We have long known that people with CFS and Fibromyalgia are low in Acetyl L-Carnitine and that supplementation helps.1,2 A new study has now also found that ALC helps pain and depression in fibromyalgia and even helps cancer related fatigue. Take Acetyl L-Carnitine 500 mg twice a day for at least 4 months. Higher doses are actually less effective. Taking plain Carnitine (as opposed to Acetyl L-Carnitine) is not effective as it does not get into your cells mitochondria (energy furnaces) properly.
A new study showed that taking Acetyl L-Carnitine 500 mg 3x day significantly improved overall well being and decreased pain and depression in Fibromyalgia.
Objective: Fibromyalgia (FMS) is a chronic syndrome characterized by widespread pain, troubled sleep, disturbed mood, and fatigue.
Several analgesic strategies have been evaluated but the results are moderate and inconsistent. Antidepressant agents are now considered the treatment of choice in most patients.
It has been recently suggested that FMS may be associated with metabolic alterations including a deficit of carnitine.
In this multicenter randomized clinical trial we evaluated the efficacy of Acetyl L-Carnitine (ALC) in patients with overt FMS.
Methods: 102 patients meeting the American College of Rheumatology criteria for FMS were randomized into the study. The treatment consisted of 2 capsules/day of 500 mg ALC or placebo plus one intramuscular (i.m.) injection of either 500 mg ALC or placebo for 2 weeks. During the following 8 weeks the patients took 3 capsules daily containing either 500 mg ALC or placebo. The patients were seen during treatment after 2 (visit 3), 6 (visit 4) and 10 weeks (visit 5). The patients were also visited 4 weeks after treatment discontinuation (follow-up visit).
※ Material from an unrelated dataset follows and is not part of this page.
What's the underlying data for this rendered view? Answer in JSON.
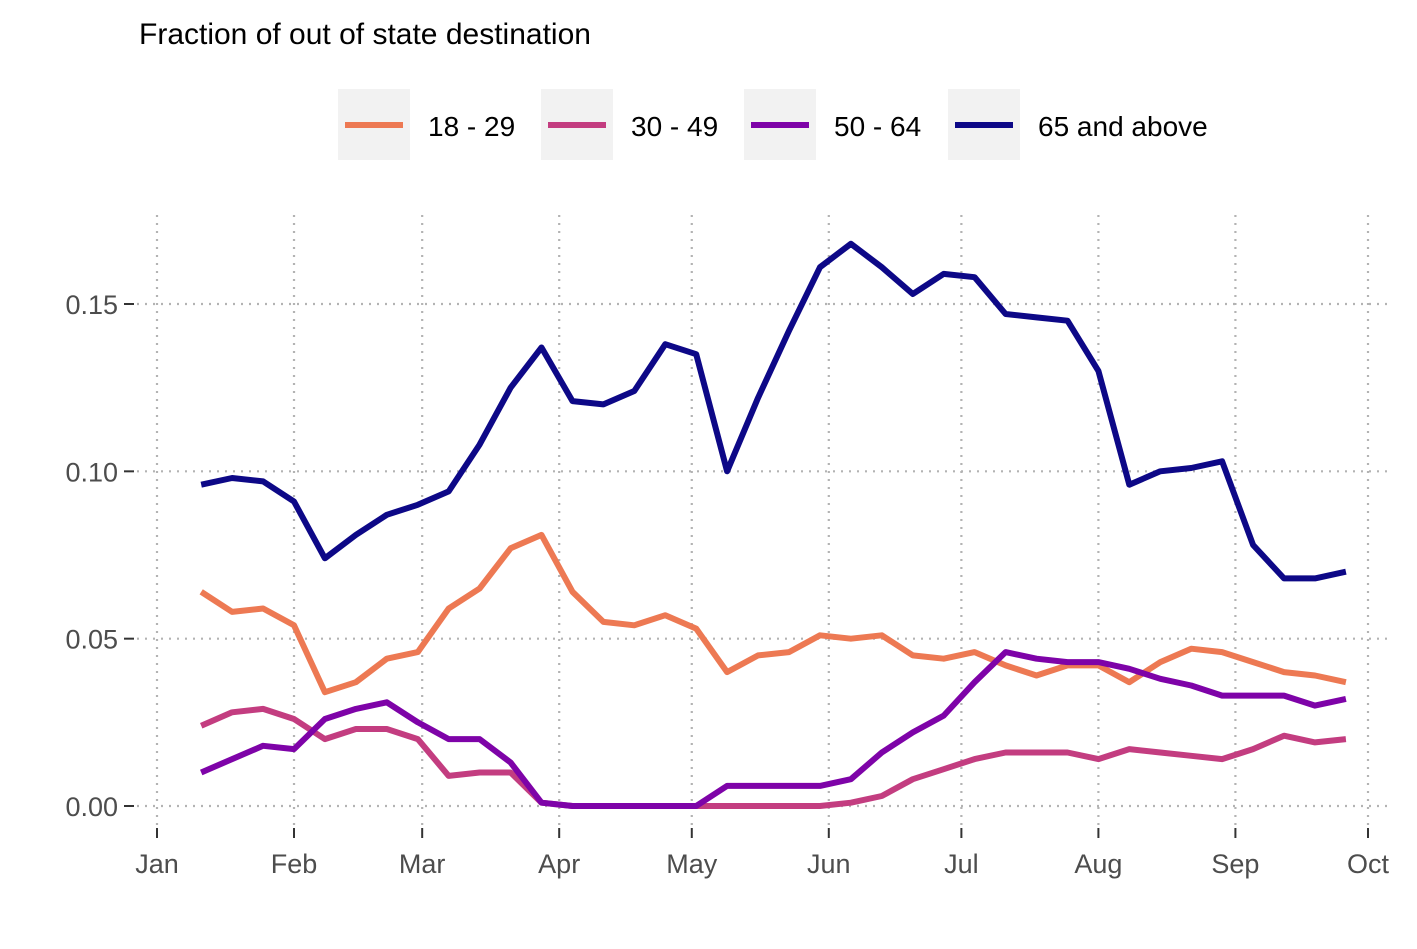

Outcome measures included the number of positive tender points, the sum of pain threshold (kg/cm**2 or "total myalgic score"), the Short Form 36 (SF36), a 100 mm visual analog scale (VAS) for self-perceived stiffness, fatigue, tiredness on awakening, sleep, work status, depression, and muscular-skeletal pain, and the Hamilton depression scale.
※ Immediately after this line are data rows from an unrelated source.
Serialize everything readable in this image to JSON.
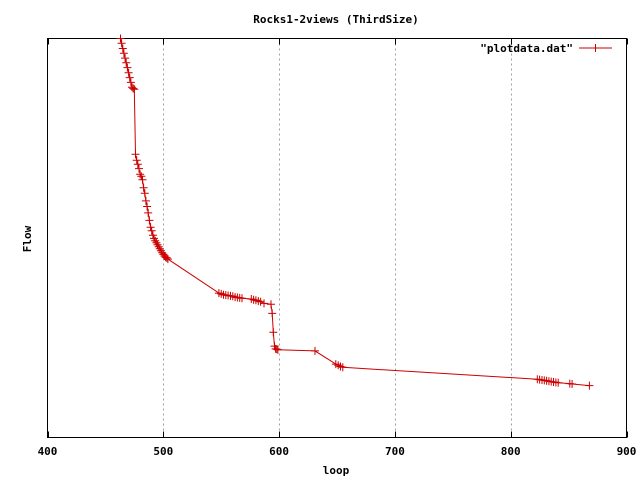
{
  "chart_data": {
    "type": "line",
    "title": "Rocks1-2views (ThirdSize)",
    "xlabel": "loop",
    "ylabel": "Flow",
    "xlim": [
      400,
      900
    ],
    "ylim": [
      0,
      100
    ],
    "xticks": [
      400,
      500,
      600,
      700,
      800,
      900
    ],
    "grid": "vertical-dashed",
    "legend_position": "top-right",
    "series": [
      {
        "name": "\"plotdata.dat\"",
        "color": "#cc0000",
        "x": [
          463,
          464,
          465,
          466,
          467,
          468,
          469,
          470,
          471,
          472,
          473,
          474,
          475,
          476,
          477,
          478,
          479,
          480,
          481,
          482,
          483,
          484,
          485,
          486,
          487,
          488,
          489,
          490,
          491,
          492,
          493,
          494,
          495,
          496,
          497,
          498,
          499,
          500,
          501,
          502,
          503,
          504,
          548,
          550,
          552,
          554,
          556,
          558,
          560,
          562,
          564,
          566,
          568,
          576,
          578,
          580,
          582,
          584,
          587,
          593,
          594,
          595,
          596,
          597,
          598,
          599,
          631,
          649,
          651,
          653,
          655,
          823,
          825,
          827,
          829,
          831,
          833,
          835,
          837,
          839,
          841,
          851,
          853,
          868
        ],
        "y": [
          100,
          98.8,
          97.5,
          96.3,
          95.1,
          93.9,
          92.7,
          91.4,
          90.2,
          89.0,
          87.8,
          87.5,
          87.3,
          71.0,
          69.5,
          68.5,
          67.4,
          66.0,
          65.5,
          64.6,
          62.6,
          61.2,
          59.3,
          57.9,
          56.3,
          54.4,
          52.7,
          51.8,
          50.7,
          49.9,
          49.3,
          48.8,
          48.3,
          47.8,
          47.3,
          46.8,
          46.3,
          45.9,
          45.5,
          45.2,
          45.0,
          44.7,
          36.2,
          36.0,
          35.8,
          35.7,
          35.6,
          35.5,
          35.4,
          35.2,
          35.1,
          35.0,
          34.9,
          34.7,
          34.5,
          34.4,
          34.2,
          34.0,
          33.6,
          33.4,
          31.1,
          26.4,
          22.9,
          22.2,
          22.1,
          22.0,
          21.7,
          18.4,
          18.1,
          17.8,
          17.6,
          14.6,
          14.5,
          14.4,
          14.3,
          14.2,
          14.1,
          14.0,
          13.9,
          13.8,
          13.7,
          13.5,
          13.4,
          13.0
        ]
      }
    ]
  }
}
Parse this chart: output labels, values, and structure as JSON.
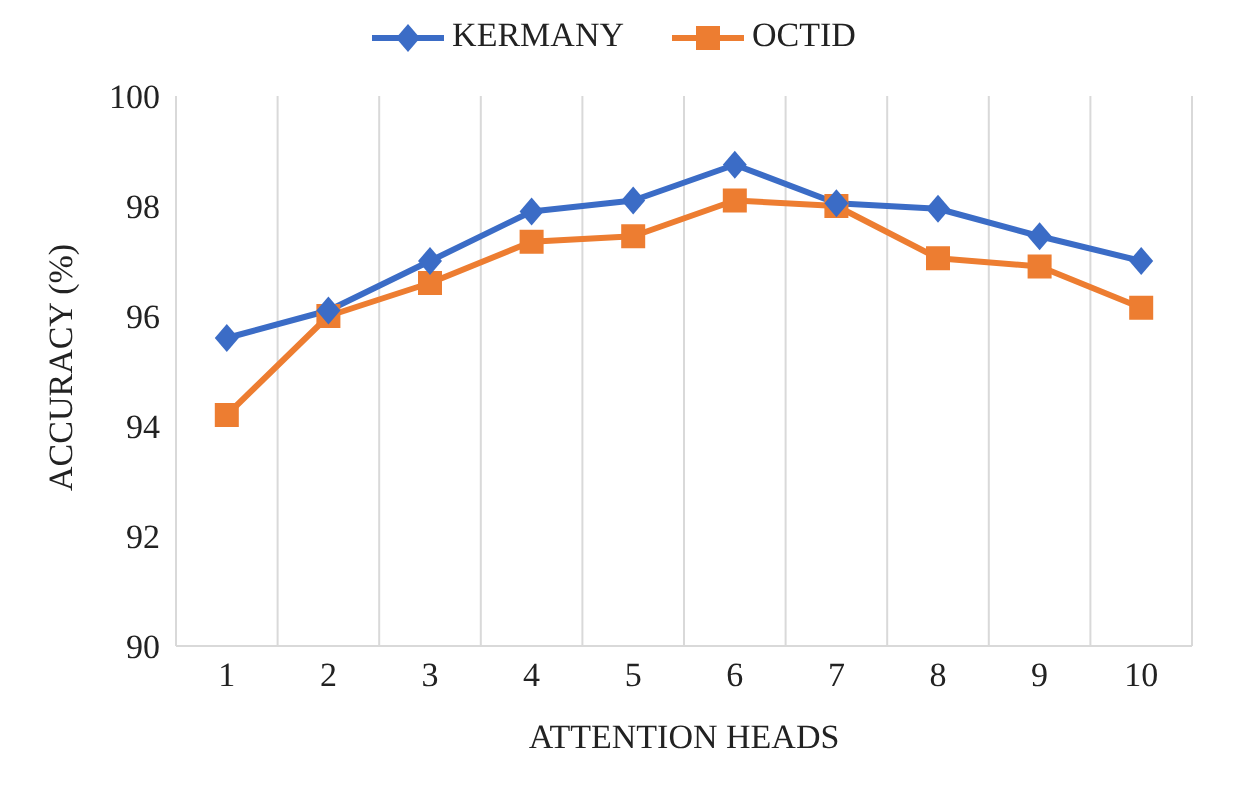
{
  "chart_data": {
    "type": "line",
    "xlabel": "ATTENTION HEADS",
    "ylabel": "ACCURACY (%)",
    "categories": [
      "1",
      "2",
      "3",
      "4",
      "5",
      "6",
      "7",
      "8",
      "9",
      "10"
    ],
    "series": [
      {
        "name": "KERMANY",
        "color": "#3b6cc6",
        "marker": "diamond",
        "values": [
          95.6,
          96.1,
          97.0,
          97.9,
          98.1,
          98.75,
          98.05,
          97.95,
          97.45,
          97.0
        ]
      },
      {
        "name": "OCTID",
        "color": "#ed7d31",
        "marker": "square",
        "values": [
          94.2,
          96.0,
          96.6,
          97.35,
          97.45,
          98.1,
          98.0,
          97.05,
          96.9,
          96.15
        ]
      }
    ],
    "ylim": [
      90,
      100
    ],
    "yticks": [
      90,
      92,
      94,
      96,
      98,
      100
    ],
    "grid": "x",
    "legend": "top"
  }
}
Results: The "total myalgic score" and the number of positive tender points declined significantly and equally in both groups until the 6th week of treatment. At the 10th week both parameters remained unchanged in the placebo group but they continued to improve in the ALC group with a statistically significant between-group difference.
Most VAS scores significantly improved in both groups.
A statistically significant between-group difference was observed for depression and musculo-skeletal pain. Significantly larger improvements in SF36 questionnaire were observed in ALC than in placebo group for most parameters. Treatment was well-tolerated.
Conclusion: Although this experience deserves further studies, these results indicate that ALC may be of benefit in patients with FMS, providing improvement in pain as well as the general and mental health of these patients.
1. A.V. Plioplys and S. Plioplys, "Amantadine and L-Carnitine Treatment of Chronic Fatigue Syndrome," Neuropsychobiology 35 (1) (1997): 16-23.
2. H. Kuratsune, K. Yamaguti, M. Takahashi, et al., "Acylcarnitine Deficiency in Chronic Fatigue Syndrome," Clinical Infectious Disease 18 (3 Supplement 1) (January 1994): S62-S67.
- Double-blind, multicenter trial comparing Acetyl-L-Carnitine with placebo in the treatment of fibromyalgia patients. M Rossini, O Di Munno, G Valentini, G Bianchi, G Biasi, E Cacace, D Malesci, G La Montagna, O Viapiana, and S Adami Clin Exp Rheumatol, March 1, 2007; 25(2): 182-8.